Q: Why is Kafka so fast?

Answer:

Kafka achieves extraordinary throughput (millions of messages/second) through several deliberate architectural decisions.

1. Sequential I/O (Append-Only Log)

Kafka writes messages to disk in a strictly sequential, append-only fashion. It never does random disk seeks.

Sequential disk writes are shockingly fast — often 600 MB/s+ on modern SSDs, compared to ~100 KB/s for random writes. This is because the OS can fully leverage disk write-ahead buffers and avoid head movement on HDDs.

2. Zero-Copy (sendfile)

When a consumer reads data, the normal path involves 4 copies:

Disk → Kernel Buffer → User Space → Socket Buffer → NIC

Kafka uses the Linux sendfile() system call to skip user space entirely:

Disk → Kernel Buffer → NIC  (zero-copy, 2 copies instead of 4)

This eliminates context switches and memory copies, reducing CPU usage and increasing throughput dramatically.

3. Page Cache (OS-Level Caching)

Kafka does NOT manage its own in-memory cache. Instead, it relies on the OS page cache. When data is written to disk, the OS caches it in RAM. When consumers read recent data, it's served directly from the page cache — essentially a free, automatically managed in-memory read cache.

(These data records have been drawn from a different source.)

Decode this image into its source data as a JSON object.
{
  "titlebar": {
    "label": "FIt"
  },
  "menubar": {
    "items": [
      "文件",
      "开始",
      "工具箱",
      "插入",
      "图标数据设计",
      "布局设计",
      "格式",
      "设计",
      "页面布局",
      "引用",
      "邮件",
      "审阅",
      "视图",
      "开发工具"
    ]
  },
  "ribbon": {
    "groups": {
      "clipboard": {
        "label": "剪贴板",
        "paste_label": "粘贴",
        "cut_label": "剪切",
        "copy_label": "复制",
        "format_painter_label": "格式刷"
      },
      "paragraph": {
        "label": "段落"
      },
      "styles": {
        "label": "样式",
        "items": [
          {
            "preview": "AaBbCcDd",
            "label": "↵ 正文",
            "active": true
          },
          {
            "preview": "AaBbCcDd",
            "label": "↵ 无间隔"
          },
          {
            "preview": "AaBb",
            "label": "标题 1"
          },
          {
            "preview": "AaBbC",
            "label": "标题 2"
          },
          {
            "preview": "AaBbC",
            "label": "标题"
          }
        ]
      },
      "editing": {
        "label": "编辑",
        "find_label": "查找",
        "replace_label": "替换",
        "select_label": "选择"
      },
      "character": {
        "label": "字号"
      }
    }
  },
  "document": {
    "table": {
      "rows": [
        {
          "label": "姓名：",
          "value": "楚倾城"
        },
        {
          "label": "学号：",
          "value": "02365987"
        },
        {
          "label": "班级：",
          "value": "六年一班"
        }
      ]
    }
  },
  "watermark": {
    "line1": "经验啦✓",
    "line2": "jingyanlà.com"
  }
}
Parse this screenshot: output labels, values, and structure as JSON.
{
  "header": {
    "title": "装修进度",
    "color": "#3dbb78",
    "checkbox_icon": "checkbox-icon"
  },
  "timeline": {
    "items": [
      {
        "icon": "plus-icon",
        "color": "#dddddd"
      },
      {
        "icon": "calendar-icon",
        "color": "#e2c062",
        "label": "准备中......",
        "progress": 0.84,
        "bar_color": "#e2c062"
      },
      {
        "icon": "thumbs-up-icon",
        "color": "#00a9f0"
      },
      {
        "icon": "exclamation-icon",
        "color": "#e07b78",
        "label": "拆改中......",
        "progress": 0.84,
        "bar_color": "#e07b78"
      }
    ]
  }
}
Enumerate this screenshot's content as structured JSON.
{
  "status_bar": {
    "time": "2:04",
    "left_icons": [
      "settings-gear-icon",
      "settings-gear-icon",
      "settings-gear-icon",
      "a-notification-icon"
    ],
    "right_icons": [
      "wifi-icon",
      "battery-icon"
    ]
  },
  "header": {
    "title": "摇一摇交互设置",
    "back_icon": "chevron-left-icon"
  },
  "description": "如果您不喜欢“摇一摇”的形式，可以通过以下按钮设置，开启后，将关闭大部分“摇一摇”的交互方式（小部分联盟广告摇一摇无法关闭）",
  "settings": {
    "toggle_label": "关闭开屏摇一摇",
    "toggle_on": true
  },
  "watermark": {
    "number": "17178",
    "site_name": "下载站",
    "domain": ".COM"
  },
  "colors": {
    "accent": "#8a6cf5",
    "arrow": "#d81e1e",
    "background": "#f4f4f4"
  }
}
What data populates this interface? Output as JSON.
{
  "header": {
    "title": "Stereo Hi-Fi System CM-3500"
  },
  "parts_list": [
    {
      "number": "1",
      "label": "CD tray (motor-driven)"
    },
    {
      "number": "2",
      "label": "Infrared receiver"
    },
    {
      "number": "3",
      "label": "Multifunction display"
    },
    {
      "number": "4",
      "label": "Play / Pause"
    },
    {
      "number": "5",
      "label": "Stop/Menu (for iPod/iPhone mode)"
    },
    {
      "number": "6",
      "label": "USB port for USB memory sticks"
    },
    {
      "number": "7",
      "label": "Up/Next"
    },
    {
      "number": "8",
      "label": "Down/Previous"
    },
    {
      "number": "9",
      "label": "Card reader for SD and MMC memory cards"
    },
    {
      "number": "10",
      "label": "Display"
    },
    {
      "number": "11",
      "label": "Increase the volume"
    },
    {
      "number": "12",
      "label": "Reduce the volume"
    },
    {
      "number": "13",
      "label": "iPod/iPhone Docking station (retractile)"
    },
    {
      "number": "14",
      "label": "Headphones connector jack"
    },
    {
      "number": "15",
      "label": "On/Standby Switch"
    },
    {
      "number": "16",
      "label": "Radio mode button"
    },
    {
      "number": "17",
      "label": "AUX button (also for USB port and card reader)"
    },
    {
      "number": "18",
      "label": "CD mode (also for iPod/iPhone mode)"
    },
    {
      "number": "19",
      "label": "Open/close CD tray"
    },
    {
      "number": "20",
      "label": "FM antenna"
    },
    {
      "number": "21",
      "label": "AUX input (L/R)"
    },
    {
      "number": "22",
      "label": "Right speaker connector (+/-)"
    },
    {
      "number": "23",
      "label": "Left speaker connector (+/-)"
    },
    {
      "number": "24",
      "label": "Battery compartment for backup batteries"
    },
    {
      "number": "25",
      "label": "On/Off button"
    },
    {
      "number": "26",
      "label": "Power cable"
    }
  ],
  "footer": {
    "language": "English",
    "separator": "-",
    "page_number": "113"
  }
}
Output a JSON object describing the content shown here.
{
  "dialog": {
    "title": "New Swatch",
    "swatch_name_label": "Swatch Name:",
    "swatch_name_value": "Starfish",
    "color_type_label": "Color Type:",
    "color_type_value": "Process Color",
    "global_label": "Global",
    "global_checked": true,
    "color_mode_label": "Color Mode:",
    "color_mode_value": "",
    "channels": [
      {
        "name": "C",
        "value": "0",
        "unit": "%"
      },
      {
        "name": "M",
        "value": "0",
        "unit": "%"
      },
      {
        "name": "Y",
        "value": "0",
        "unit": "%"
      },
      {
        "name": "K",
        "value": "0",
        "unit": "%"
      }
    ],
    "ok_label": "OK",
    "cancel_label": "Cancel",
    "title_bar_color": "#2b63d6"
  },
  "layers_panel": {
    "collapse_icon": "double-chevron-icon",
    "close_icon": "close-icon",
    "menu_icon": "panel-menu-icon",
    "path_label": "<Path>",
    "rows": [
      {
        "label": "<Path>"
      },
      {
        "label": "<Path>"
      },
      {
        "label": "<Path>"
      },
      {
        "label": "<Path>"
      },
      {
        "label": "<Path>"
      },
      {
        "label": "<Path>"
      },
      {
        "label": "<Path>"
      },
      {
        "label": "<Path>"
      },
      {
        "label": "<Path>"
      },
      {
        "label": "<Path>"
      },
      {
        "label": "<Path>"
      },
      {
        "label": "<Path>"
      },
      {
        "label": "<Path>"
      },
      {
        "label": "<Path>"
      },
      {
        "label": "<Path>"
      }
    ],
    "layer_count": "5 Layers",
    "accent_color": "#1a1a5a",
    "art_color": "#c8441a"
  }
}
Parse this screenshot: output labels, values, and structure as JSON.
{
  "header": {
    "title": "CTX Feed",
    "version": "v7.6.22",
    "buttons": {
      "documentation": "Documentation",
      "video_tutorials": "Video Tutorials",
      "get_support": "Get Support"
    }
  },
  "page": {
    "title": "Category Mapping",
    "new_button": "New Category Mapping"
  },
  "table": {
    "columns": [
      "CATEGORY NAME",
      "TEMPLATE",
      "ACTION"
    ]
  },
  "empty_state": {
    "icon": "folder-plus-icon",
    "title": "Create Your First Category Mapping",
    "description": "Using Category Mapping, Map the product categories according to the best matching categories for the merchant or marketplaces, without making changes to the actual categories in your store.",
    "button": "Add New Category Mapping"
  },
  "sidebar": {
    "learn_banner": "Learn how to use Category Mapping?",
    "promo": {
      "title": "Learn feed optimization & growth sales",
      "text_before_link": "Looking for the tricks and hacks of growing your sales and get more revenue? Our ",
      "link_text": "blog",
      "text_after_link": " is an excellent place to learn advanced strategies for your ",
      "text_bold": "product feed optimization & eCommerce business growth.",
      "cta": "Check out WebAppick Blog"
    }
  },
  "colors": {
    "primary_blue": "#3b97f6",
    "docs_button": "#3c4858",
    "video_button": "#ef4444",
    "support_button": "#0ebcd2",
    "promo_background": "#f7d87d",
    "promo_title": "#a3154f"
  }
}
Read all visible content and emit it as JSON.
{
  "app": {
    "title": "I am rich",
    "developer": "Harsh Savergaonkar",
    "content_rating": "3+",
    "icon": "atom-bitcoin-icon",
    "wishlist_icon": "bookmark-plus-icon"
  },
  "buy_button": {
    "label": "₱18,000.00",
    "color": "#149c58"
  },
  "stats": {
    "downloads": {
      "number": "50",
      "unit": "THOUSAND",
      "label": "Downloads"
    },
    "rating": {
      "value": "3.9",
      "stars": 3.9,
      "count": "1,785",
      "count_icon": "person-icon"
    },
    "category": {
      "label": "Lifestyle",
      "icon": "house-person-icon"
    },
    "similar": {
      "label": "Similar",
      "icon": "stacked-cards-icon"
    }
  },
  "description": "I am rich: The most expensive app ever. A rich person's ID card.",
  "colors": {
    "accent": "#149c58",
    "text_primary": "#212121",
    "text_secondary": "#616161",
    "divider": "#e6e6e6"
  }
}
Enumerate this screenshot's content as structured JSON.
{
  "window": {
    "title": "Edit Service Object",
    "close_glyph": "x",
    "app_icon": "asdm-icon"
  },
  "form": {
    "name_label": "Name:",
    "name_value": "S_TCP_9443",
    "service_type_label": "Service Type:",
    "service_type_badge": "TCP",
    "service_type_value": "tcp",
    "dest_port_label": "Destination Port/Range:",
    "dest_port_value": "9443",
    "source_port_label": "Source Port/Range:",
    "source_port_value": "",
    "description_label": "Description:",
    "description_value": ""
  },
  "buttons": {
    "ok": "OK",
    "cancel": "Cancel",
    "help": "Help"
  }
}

Hot data (recent):  Served from OS page cache (RAM speed)
Cold data (old):    Read from disk (still fast due to sequential reads)

This is why Kafka's performance is often counter-intuitive: it writes to "disk" but reads from "memory."

4. Batching + Compression

Producers batch many messages together and optionally compress them. This means:

  • Fewer network round trips
  • Less disk I/O (one write for many messages)
  • Smaller on-disk footprint

5. Partitioning (Horizontal Scaling)

Each partition is an independent log. Multiple partitions can be read/written in parallel across different brokers and consumers. Adding partitions and brokers scales throughput linearly.

6. No Per-Message Acknowledgment to Consumers

Unlike RabbitMQ (which tracks ACK per message), Kafka consumers simply track their offset position. There's no per-message bookkeeping on the broker side, which eliminates enormous overhead.

Summary

TechniqueBenefit
Sequential I/OFast disk writes, no seeks
Zero-copy (sendfile)Minimal CPU for data transfer
Page cacheHot data served from RAM
BatchingAmortized network/disk overhead
CompressionLess bandwidth and storage
Partition parallelismLinear horizontal scaling
Offset-based trackingNo per-message broker state

[!TIP] In interviews, the two killer points are sequential I/O and zero-copy. These are what fundamentally differentiate Kafka's performance from traditional message brokers that rely on random I/O and per-message routing.